Turkey remains on high alert after multiple attacks on its soil that have killed well over 200 people in the past year and have been blamed on, or claimed by, Kurdish rebels and Islamic State (IS) jihadists.
On Tuesday, a car bombing in the heart of Istanbul killed 11 people, including six police officers and five civilians, the latest in a spate of attacks in Turkey’s largest city.
There was no claim of responsibility for the Istanbul bombing but President Recep Tayyip Erdogan too suggested that Kurdish militants were behind it.
Images carried by Turkish media showed a massive plume of black smoke rising from the rubble of the severely damaged police station in the town of Midyat near the Syrian border.
The windows of houses in the neighbourhood were shattered by the force of the blast.
Yildirim said one police officer and two civilians have been confirmed dead so far while 30 people were injured.
The police station blast comes a day after a bombing in the heart of Istanbul killed 11 people, including several police, the latest in a spate of attacks in Turkey’s largest city.
The government on Wednesday put the toll at six officers and five civilians.
A radical splinter group of the PKK, the Kurdistan Freedom Falcons (TAK), claimed responsibility for two bombings in Ankara earlier this year that killed dozens of people.
Violence flared last year between Kurdish rebels and government forces, shattering a 2013 ceasefire reached after secret talks between PKK leader Abdullah Ocalan and the Turkish state.
Since July 2015, Turkey initiated a controversial military campaign against the PKK in the country’s southeastern Kurdish regions. Since the beginning of the campaign, Ankara has imposed several round-the-clock curfews, preventing civilians from fleeing regions where the military operations are being conducted.

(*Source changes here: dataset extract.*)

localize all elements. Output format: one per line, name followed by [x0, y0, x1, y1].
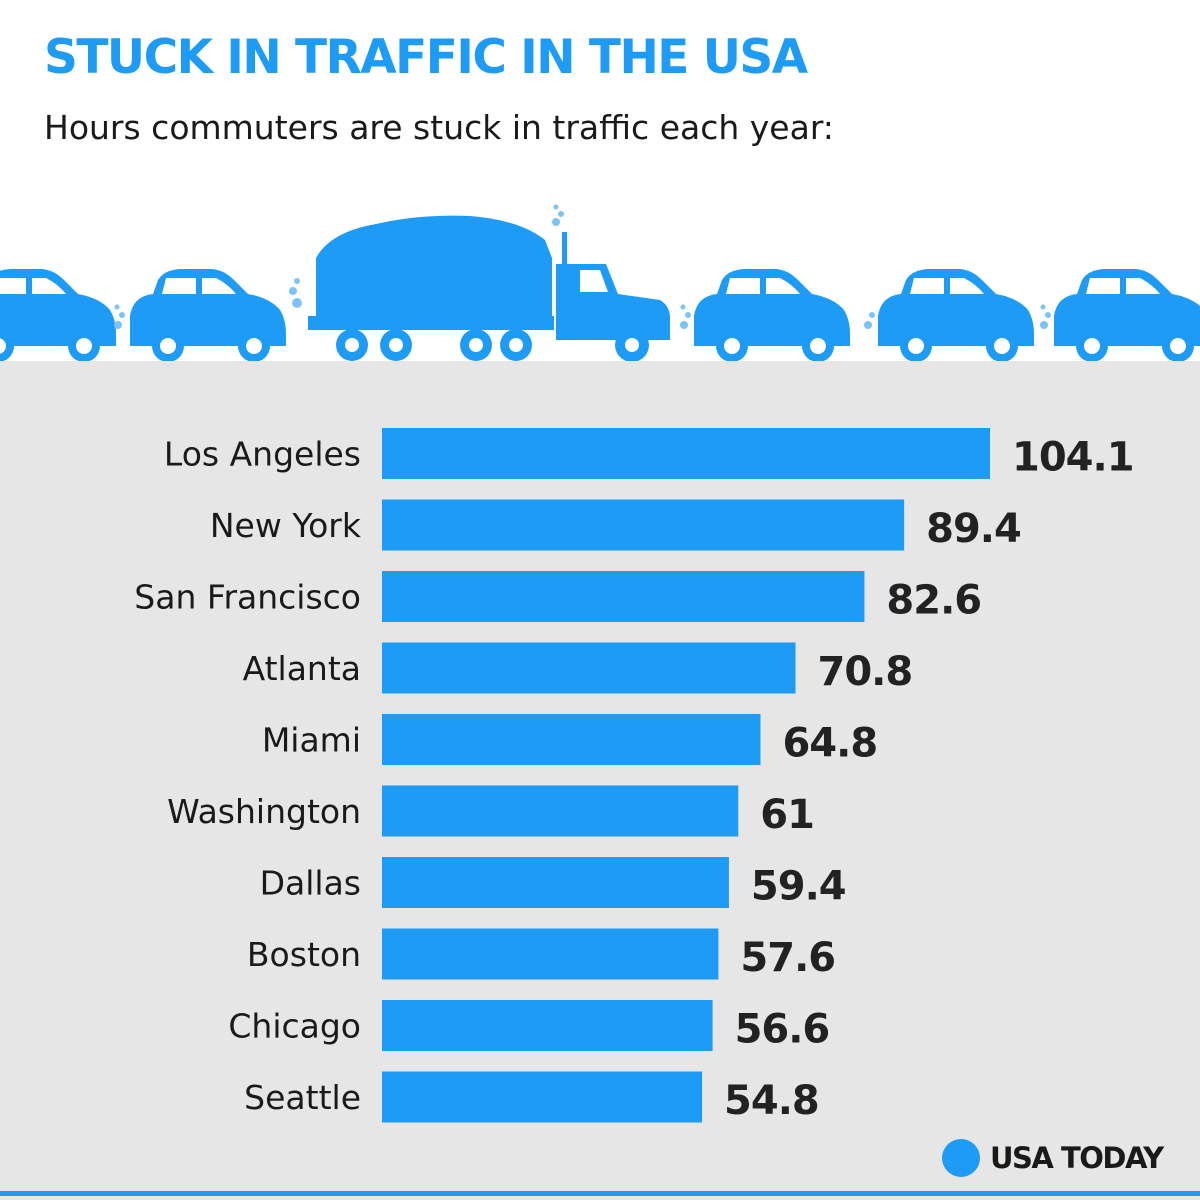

Activists have accused the security forces of causing huge destruction to urban centres and killing Kurdish civilians. But the government says the operations are essential for public safety, blaming the PKK for the damage.
Pro-Kurdish opposition political parties say between about 1,000 civilians, mostly Kurds, have perished in the fighting, since the Turkish offensive against the PKK centred in towns and cities in Turkish Kurdistan.
The PKK took up arms in 1984 against the Turkish state, which still denies the constitutional existence of Kurds, to push for greater autonomy for the Kurdish minority who make up around 22.5 million of the country’s 78-million population. Over 40,000 people have been killed.
A large Turkey’s Kurdish community openly sympathise with PKK rebels.